A Deep-Learning Framework to Predict the Dynamics of a Human-Driven Vehicle Based on the Road Geometry

Many trajectory forecasting methods, implementing deterministic and stochastic models, have been presented in the last decade for automotive applications. In this work, a deep-learning framework is proposed to model and predict the evolution of the coupled driver-vehicle system dynamics. Particularly, we aim to describe how the road geometry affects the actions performed by the driver. Differently from other works, the problem is formulated in such a way that the user may specify the features of interest. Nonetheless, we propose a set of features that is commonly used for automotive control applications to practically show the functioning of the algorithm. To solve the prediction problem, a deep recurrent neural network based on Long Short-Term Memory autoencoders is designed.

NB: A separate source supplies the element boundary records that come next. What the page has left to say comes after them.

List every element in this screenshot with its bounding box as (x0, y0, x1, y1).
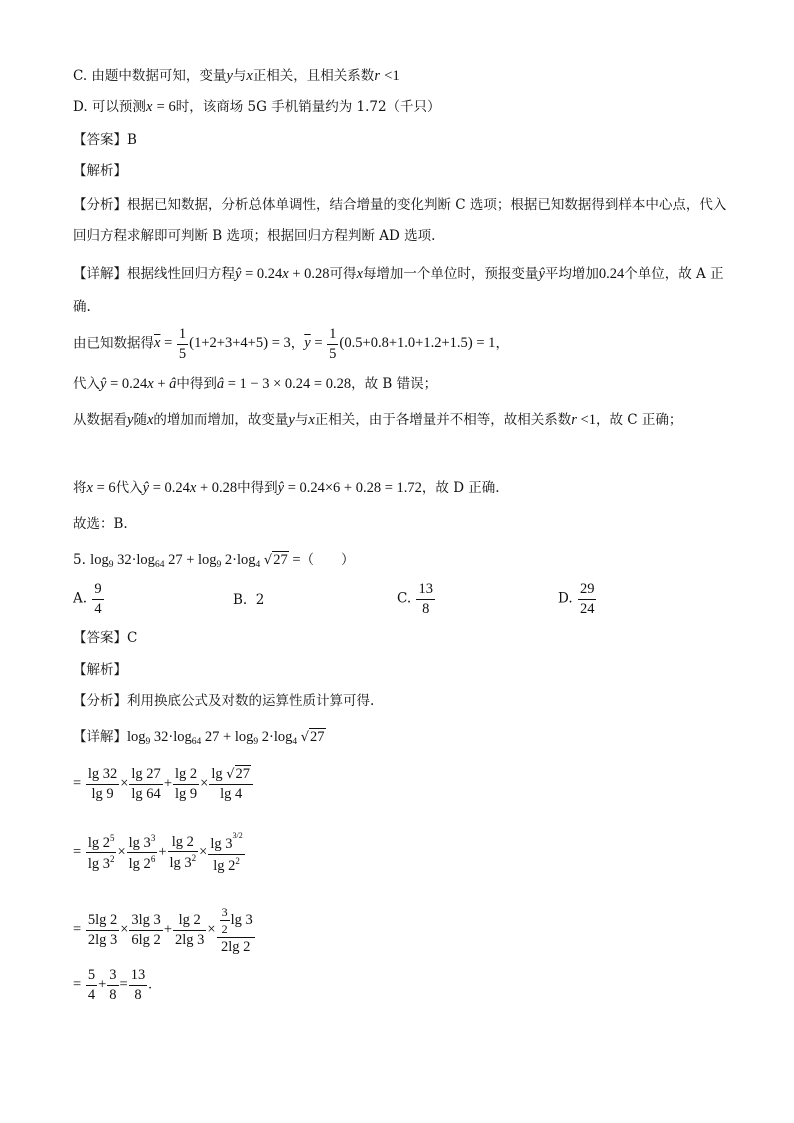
fenxi-text: 利用换底公式及对数的运算性质计算可得. (127, 693, 375, 709)
fraction: $\frac{13}{8}$ (418, 581, 433, 617)
q4-detail-line5: 将x = 6代入ŷ = 0.24x + 0.28中得到ŷ = 0.24×6 + 0.28 = 1.72，故 D 正确. (73, 480, 500, 496)
q4-conclusion: 故选：B. (73, 516, 128, 532)
answer-value: B (127, 132, 137, 148)
answer-label: 【答案】 (73, 132, 127, 148)
q5-detail-expr: 【详解】$\log_9 32\cdot\log_{64}$ $27 + \log_9 2\cdot\log_4$ √27 (73, 729, 325, 747)
fraction: $\frac{9}{4}$ (94, 581, 102, 617)
q5-option-a: A. $\frac{9}{4}$ (73, 581, 102, 617)
answer-value: C (127, 630, 138, 646)
q5-fenxi (73, 691, 734, 711)
q4-detail-line1: 【详解】根据线性回归方程ŷ = 0.24x + 0.28可得x每增加一个单位时，预报变量ŷ平均增加0.24个单位，故 A 正确. (73, 266, 724, 315)
q4-detail-line4: 从数据看y随x的增加而增加，故变量y与x正相关，由于各增量并不相等，故相关系数r <1，故 C 正确； (73, 412, 683, 428)
fraction: $\frac{29}{24}$ (579, 581, 595, 617)
q5-step4: = $\frac{5}{4}$ + $\frac{3}{8}$ = $\frac{13}{8}$ . (73, 967, 152, 1003)
q4-analysis-heading: 【解析】 (73, 163, 127, 179)
answer-label: 【答案】 (73, 630, 127, 646)
q5-option-c: C. $\frac{13}{8}$ (397, 581, 433, 617)
q4-fenxi (73, 190, 734, 252)
detail-label: 【详解】 (73, 266, 127, 282)
q5-option-d: D. $\frac{29}{24}$ (558, 581, 595, 617)
detail-label: 【详解】 (73, 729, 127, 745)
q5-step3: = $\frac{5\lg 2}{2\lg 3}$ × $\frac{3\lg 3}{6\lg 2}$ + $\frac{\lg 2}{2\lg 3}$ × $\frac{3}{2}$ lg 3 2lg 2 (73, 905, 253, 955)
fenxi-label: 【分析】 (73, 197, 127, 213)
option-d-line: D. 可以预测x = 6时，该商场 5G 手机销量约为 1.72（千只） (73, 99, 441, 115)
q5-analysis-heading: 【解析】 (73, 662, 127, 678)
q5-step2: = $\frac{\lg 2^5}{\lg 3^2}$ × $\frac{\lg 3^3}{\lg 2^6}$ + $\frac{\lg 2}{\lg 3^2}$ × $\frac{\lg 3^{3/2}}{\lg 2^2}$ (73, 831, 243, 874)
fenxi-label: 【分析】 (73, 693, 127, 709)
q5-stem: 5. $\log_9 32\cdot\log_{64}$ $27 + \log_9 2\cdot\log_4$ √27 =（ ） (73, 552, 355, 570)
fraction: $\frac{1}{5}$ (178, 326, 187, 362)
q5-option-b: B. 2 (233, 592, 265, 608)
option-c-line: C. 由题中数据可知，变量y与x正相关，且相关系数r <1 (73, 68, 400, 84)
fenxi-text: 根据已知数据，分析总体单调性，结合增量的变化判断 C 选项；根据已知数据得到样本中心点，代入回归方程求解即可判断 B 选项；根据回归方程判断 AD 选项. (73, 197, 727, 244)
q4-detail-line3: 代入ŷ = 0.24x + â中得到â = 1 − 3 × 0.24 = 0.28，故 B 错误； (73, 376, 438, 392)
q4-answer (73, 130, 734, 150)
fraction: $\frac{1}{5}$ (329, 326, 337, 362)
q5-step1: = $\frac{\lg 32}{\lg 9}$ × $\frac{\lg 27}{\lg 64}$ + $\frac{\lg 2}{\lg 9}$ × $\frac{\lg √27}{\lg 4}$ (73, 767, 734, 801)
q5-answer (73, 628, 734, 648)
q4-detail-line2: 由已知数据得$\overline{x}$ = $\frac{1}{5}$ (1+2+3+4+5) = 3，$\overline{y}$ = $\frac{1}{5}$ (0.5+0.8+1.0+1.2+1.5) = 1， (73, 326, 509, 362)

It fuses the information on the road geometry and the past driver-vehicle system dynamics to produce context-aware predictions. Also, the complexity of the neural network is constrained to favour its use in online control tasks. The efficacy of the proposed approach was verified in a case study centered on motion cueing algorithms, using a dataset collected during test sessions of a non-professional driver on a dynamic driving simulator. A 3D track with complex geometry was employed as driving environment to render the prediction task challenging. Finally, the robustness of the neural network to changes in the driver and track was investigated to set guidelines for future works.